Question

Find the absolute maximum and absolute minimum of the function \( f(x) = 2x^3 - 15x^2 + 36x + 1 \) on \( [1, 5] \).

Hint:

To find the absolute maximum and minimum of a function on a closed interval, first find the critical points by setting the first derivative equal to zero. Then evaluate the function at the critical points and the endpoints of the interval.

Answer 1

The provided function is: \[ f(x) = 2x^3 - 15x^2 + 36x + 1. \] The first derivative of \( f(x) \) is calculated as: \[ f'(x) = 6x^2 - 30x + 36. \] To find the critical points, we set \( f'(x) = 0 \): \[ 6x^2 - 30x + 36 = 0. \] Dividing by 6 yields: \[ x^2 - 5x + 6 = 0. \] Factoring the quadratic equation gives: \[ (x - 2)(x - 3) = 0. \] Therefore, the critical points are \( x = 2 \) and \( x = 3 \).
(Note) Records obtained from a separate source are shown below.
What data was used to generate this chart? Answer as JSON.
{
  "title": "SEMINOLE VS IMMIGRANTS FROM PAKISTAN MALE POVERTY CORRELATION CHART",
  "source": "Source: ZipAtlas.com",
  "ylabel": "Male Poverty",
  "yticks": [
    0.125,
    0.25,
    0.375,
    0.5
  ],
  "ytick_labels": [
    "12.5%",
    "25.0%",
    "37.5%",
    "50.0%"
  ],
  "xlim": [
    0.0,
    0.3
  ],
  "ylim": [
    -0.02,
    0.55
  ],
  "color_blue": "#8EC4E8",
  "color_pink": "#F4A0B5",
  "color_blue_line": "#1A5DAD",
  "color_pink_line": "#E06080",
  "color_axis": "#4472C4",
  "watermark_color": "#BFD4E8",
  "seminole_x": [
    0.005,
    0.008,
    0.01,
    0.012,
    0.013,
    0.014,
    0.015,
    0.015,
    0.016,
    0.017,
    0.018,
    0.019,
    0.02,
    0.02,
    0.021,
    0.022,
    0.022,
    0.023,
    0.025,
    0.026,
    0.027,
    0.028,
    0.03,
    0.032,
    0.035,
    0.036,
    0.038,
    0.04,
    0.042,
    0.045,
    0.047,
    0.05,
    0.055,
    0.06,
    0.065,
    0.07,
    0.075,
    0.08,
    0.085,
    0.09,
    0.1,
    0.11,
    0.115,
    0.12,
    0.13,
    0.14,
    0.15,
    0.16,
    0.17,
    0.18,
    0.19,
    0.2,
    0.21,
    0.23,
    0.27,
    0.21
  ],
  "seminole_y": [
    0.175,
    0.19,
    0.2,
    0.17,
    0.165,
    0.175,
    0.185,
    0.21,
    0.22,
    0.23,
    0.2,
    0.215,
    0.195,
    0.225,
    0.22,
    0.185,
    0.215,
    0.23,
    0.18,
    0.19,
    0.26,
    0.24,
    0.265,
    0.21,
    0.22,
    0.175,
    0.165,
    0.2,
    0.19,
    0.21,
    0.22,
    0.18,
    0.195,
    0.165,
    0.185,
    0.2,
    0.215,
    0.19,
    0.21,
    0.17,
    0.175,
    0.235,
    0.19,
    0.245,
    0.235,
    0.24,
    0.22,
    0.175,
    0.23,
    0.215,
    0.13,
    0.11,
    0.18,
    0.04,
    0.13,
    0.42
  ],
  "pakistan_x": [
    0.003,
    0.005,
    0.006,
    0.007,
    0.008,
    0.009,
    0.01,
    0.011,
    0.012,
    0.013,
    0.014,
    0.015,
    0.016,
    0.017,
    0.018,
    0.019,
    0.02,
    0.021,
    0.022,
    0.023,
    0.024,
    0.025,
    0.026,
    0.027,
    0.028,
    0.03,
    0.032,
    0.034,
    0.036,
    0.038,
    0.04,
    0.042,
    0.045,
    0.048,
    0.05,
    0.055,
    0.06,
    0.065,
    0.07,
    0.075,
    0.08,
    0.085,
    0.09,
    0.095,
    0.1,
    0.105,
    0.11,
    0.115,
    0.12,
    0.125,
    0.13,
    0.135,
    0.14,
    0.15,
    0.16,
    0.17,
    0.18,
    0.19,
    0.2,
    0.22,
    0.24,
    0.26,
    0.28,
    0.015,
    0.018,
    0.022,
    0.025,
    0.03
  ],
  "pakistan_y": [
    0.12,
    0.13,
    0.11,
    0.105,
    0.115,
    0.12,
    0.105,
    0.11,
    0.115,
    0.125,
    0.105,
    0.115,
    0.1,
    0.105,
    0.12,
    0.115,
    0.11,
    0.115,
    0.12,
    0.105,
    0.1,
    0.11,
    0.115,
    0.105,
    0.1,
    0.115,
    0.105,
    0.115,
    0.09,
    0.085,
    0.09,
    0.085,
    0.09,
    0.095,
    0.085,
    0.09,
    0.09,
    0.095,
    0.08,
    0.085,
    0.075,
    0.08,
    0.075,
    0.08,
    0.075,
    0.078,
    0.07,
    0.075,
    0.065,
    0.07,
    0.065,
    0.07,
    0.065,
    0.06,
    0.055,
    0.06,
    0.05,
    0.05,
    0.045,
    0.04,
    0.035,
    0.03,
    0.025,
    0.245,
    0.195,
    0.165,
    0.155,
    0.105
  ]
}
Next, we evaluate \( f(x) \) at the critical points and the interval endpoints \( [1, 5] \): \[ f(1) = 2(1)^3 - 15(1)^2 + 36(1) + 1 = 2 - 15 + 36 + 1 = 24, \] \[ f(2) = 2(2)^3 - 15(2)^2 + 36(2) + 1 = 16 - 60 + 72 + 1 = 29, \] \[ f(3) = 2(3)^3 - 15(3)^2 + 36(3) + 1 = 54 - 135 + 10 + 1 = 2, \] \[ f(5) = 2(5)^3 - 15(5)^2 + 36(5) + 1 = 250 - 375 + 10 + 1 = 56. \] The absolute maximum value is \( f(5) = 56 \), and the absolute minimum value is \( f(1) = 24 \).